Reports and metrics can be useful but they are only ever indicators of reality. We discuss what makes for good evidence in detail in the People chapter under Evidence Based Decision Making, but an important element is that we are confident of its accuracy. One way to improve confidence is to gather corroborating evidence from alternative sources. In simple terms that means we should always back up a metric or report with context and narrative from the people who actually know what’s going on. We strongly recommend that leaders Go See to understand their teams, products and business rather than sit behind a wall of reports and layers of management.
Analyzing a large number of reports against project history we’ve found a number of systemic issues with metrics and reporting:
This one bites twice!
False accuracy is implied by numerical values, graphs and well produced reporting. The most common general case is presenting data in an over-precise way (e.g. 3.275% happiness improvement). The .275% implies a very precise measurement to be able to differentiate such subtle changes in happiness, which simply doesn’t exist.
Another issue is that numerical representation of non-exact states implies accuracy that doesn’t exist. An example here is agile maturity. As we described earlier, this is a difficult thing to measure anyway. Putting an exact figure on it, such as 3.5 out of 4 implies an accurate form of measurement which doesn’t exist. Worse, averaging such scores across teams to provide an organizational maturity further spreads the misrepresentation of a subtle and subjective assessment as a numerical fact.
As we mentioned in Estimates, uncertainty should always be presented along with numbers, estimated and metrics.
Data is only representative when it covers a meaningful amount of the population. We’ve seen many cases when people extrapolate from a sampling frame of 1 to the entire organization. This kind of projection is a normal human behavior but one that we must be wary of when talking about reporting and metric.
Just because one team experiences a problem doesn’t mean it’s a systemic issue in the organization. Even if 10 teams experience an issue it might not be systemic in an organization of 1000s.
Comparison against hypotheticals
This one is easy to spot but surprisingly common, especially in Business Cases. We’ve seen a number of examples where people make arguments, or present evidence in terms of a change against a hypothetical situation. This is simply making up evidence to justify a belief. Obvious examples include “… as compared to a normal development team”.

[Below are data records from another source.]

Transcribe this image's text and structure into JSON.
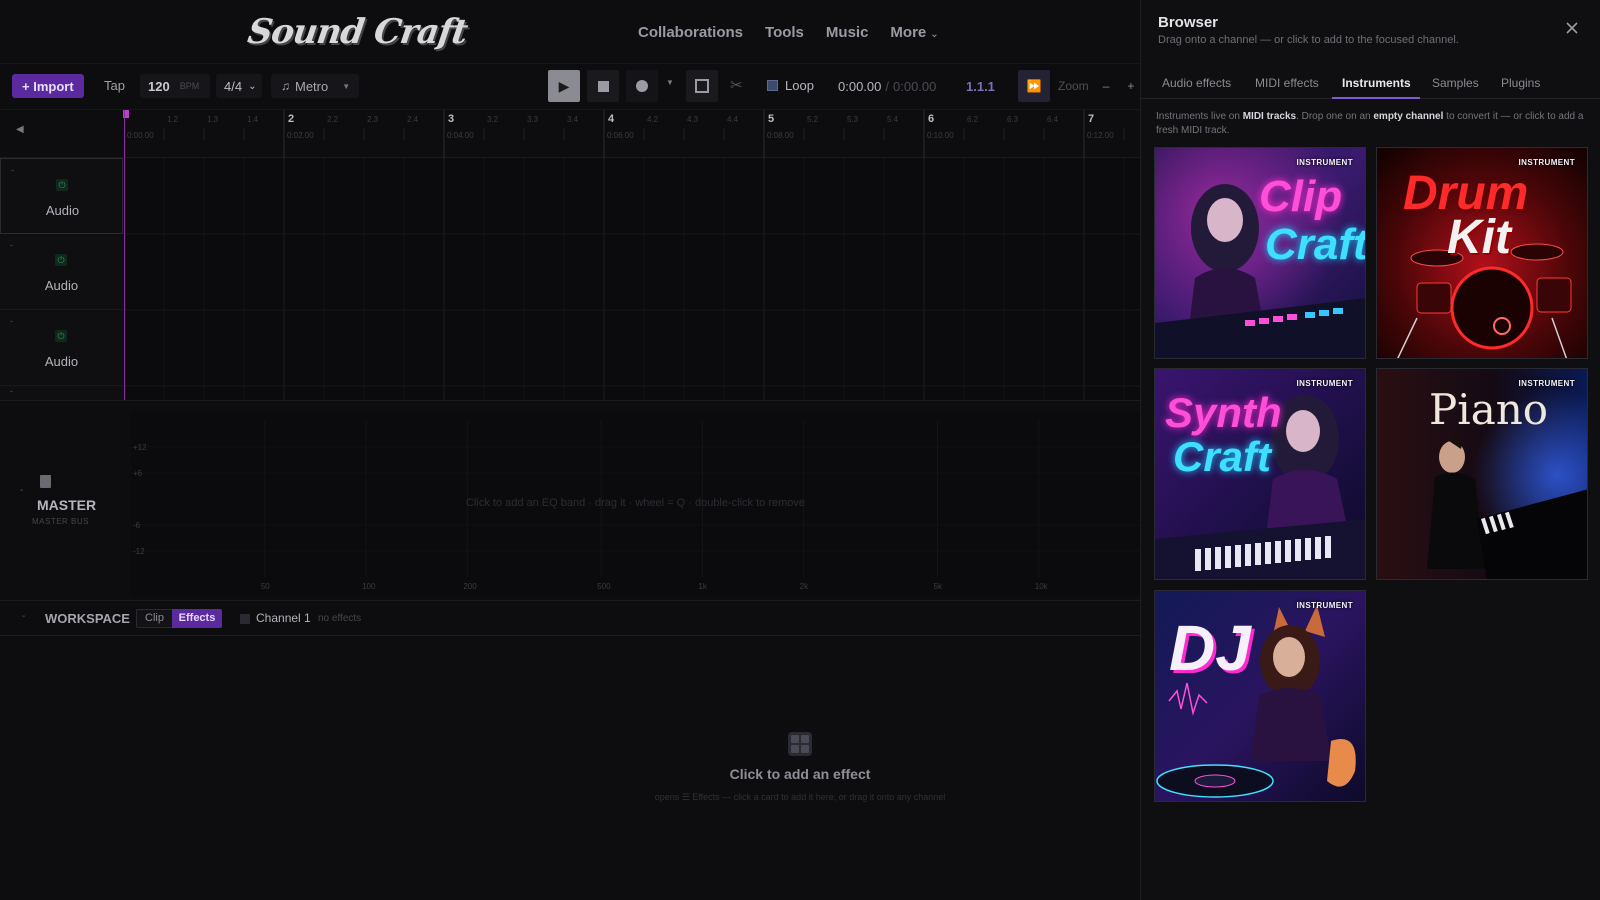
{
  "app": {
    "logo": "Sound Craft"
  },
  "nav": {
    "links": [
      "Collaborations",
      "Tools",
      "Music"
    ],
    "more": "More"
  },
  "toolbar": {
    "import": "+ Import",
    "tap": "Tap",
    "bpm": "120",
    "bpm_unit": "BPM",
    "time_signature": "4/4",
    "metronome": "Metro",
    "loop": "Loop",
    "time_current": "0:00.00",
    "time_separator": "/",
    "time_total": "0:00.00",
    "position": "1.1.1",
    "zoom": "Zoom",
    "zoom_minus": "–",
    "zoom_plus": "+"
  },
  "ruler": {
    "bars": [
      "2",
      "3",
      "4",
      "5",
      "6",
      "7"
    ],
    "beats": [
      "1.2",
      "1.3",
      "1.4",
      "2.2",
      "2.3",
      "2.4",
      "3.2",
      "3.3",
      "3.4",
      "4.2",
      "4.3",
      "4.4",
      "5.2",
      "5.3",
      "5.4",
      "6.2",
      "6.3",
      "6.4"
    ],
    "times": [
      "0:00.00",
      "0:02.00",
      "0:04.00",
      "0:06.00",
      "0:08.00",
      "0:10.00",
      "0:12.00"
    ]
  },
  "tracks": [
    {
      "label": "Audio"
    },
    {
      "label": "Audio"
    },
    {
      "label": "Audio"
    }
  ],
  "master": {
    "title": "MASTER",
    "subtitle": "MASTER BUS",
    "eq_hint": "Click to add an EQ band · drag it · wheel = Q · double-click to remove",
    "db_labels": [
      "+12",
      "+6",
      "-6",
      "-12"
    ],
    "freq_labels": [
      "50",
      "100",
      "200",
      "500",
      "1k",
      "2k",
      "5k",
      "10k"
    ]
  },
  "workspace": {
    "title": "WORKSPACE",
    "tab_clip": "Clip",
    "tab_effects": "Effects",
    "channel": "Channel 1",
    "channel_status": "no effects",
    "empty_title": "Click to add an effect",
    "empty_sub": "opens ☰ Effects — click a card to add it here, or drag it onto any channel"
  },
  "browser": {
    "title": "Browser",
    "subtitle": "Drag onto a channel — or click to add to the focused channel.",
    "tabs": [
      "Audio effects",
      "MIDI effects",
      "Instruments",
      "Samples",
      "Plugins"
    ],
    "active_tab": "Instruments",
    "note_parts": [
      "Instruments live on ",
      "MIDI tracks",
      ". Drop one on an ",
      "empty channel",
      " to convert it — or click to add a fresh MIDI track."
    ],
    "badge": "INSTRUMENT",
    "cards": [
      {
        "name": "Clip Craft",
        "line1": "Clip",
        "line2": "Craft"
      },
      {
        "name": "Drum Kit",
        "line1": "Drum",
        "line2": "Kit"
      },
      {
        "name": "Synth Craft",
        "line1": "Synth",
        "line2": "Craft"
      },
      {
        "name": "Piano",
        "line1": "Piano",
        "line2": ""
      },
      {
        "name": "DJ",
        "line1": "DJ",
        "line2": ""
      }
    ]
  },
  "colors": {
    "accent": "#5b2a9e",
    "playhead": "#c23cd6",
    "eq_line_left": "#2a9aa8",
    "eq_line_right": "#b23a9a"
  }
}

We’ve observed a tendency for people to only want to report good news. Especially as information is filtered up through an organization through layers of management. Each layer often adds a subtle positive spin to messages until an escalated problem can end up reported as “Green” and healthy at senior management.
This can be prevented by reducing organizational layers, making all reports transparent and clarifying a cultural direction that Greenshifting is not helpful, it’s lying.
Correlation != Causation
Correlation does not equal, or even imply, causation. Just because two figures seem to have changed together doesn’t mean that one change caused the other. For example, if an organization notices a trend that average lead time is reducing across teams at the same time as more office coffee machines have failed than normal that does not mean that lack of coffee decreases lead time. Others might note that during the same time period more superhero movies have been released than previously. Again that doesn’t indicate that superhero movies reduce software lead time.
Silly examples are easy to spot, but often when metrics are presented next to each other such as happiness and lead time they imply a causation relationship. These implications should be challenged as to what evidence there is linking the two metrics.
In this case, there is academic evidence for example: “Happiness and Productivity” by Andrew J Oswald, Eugenio Proto and Daniel Sgroi - University of Warwick.
No matter how good the evidence is, and how well presented it is, different people are liable to interpret numbers graphs and written reports in different ways. Learning how to interpret data, statistics and reports is a necessary skill for Business Leaders but we should never assume everyone will interpret the same metric the same way.
One example we saw in a client organization was a Cumulative Burnup that showed a cumulative 13% increase in created items over the number of completed items:
- One leader interpreted this as a nice healthy demand on development services.
- Another interpreted this as a runaway over-demand problem in the organization.
- Another interpreted it as evidence of significant failure demand in the organization.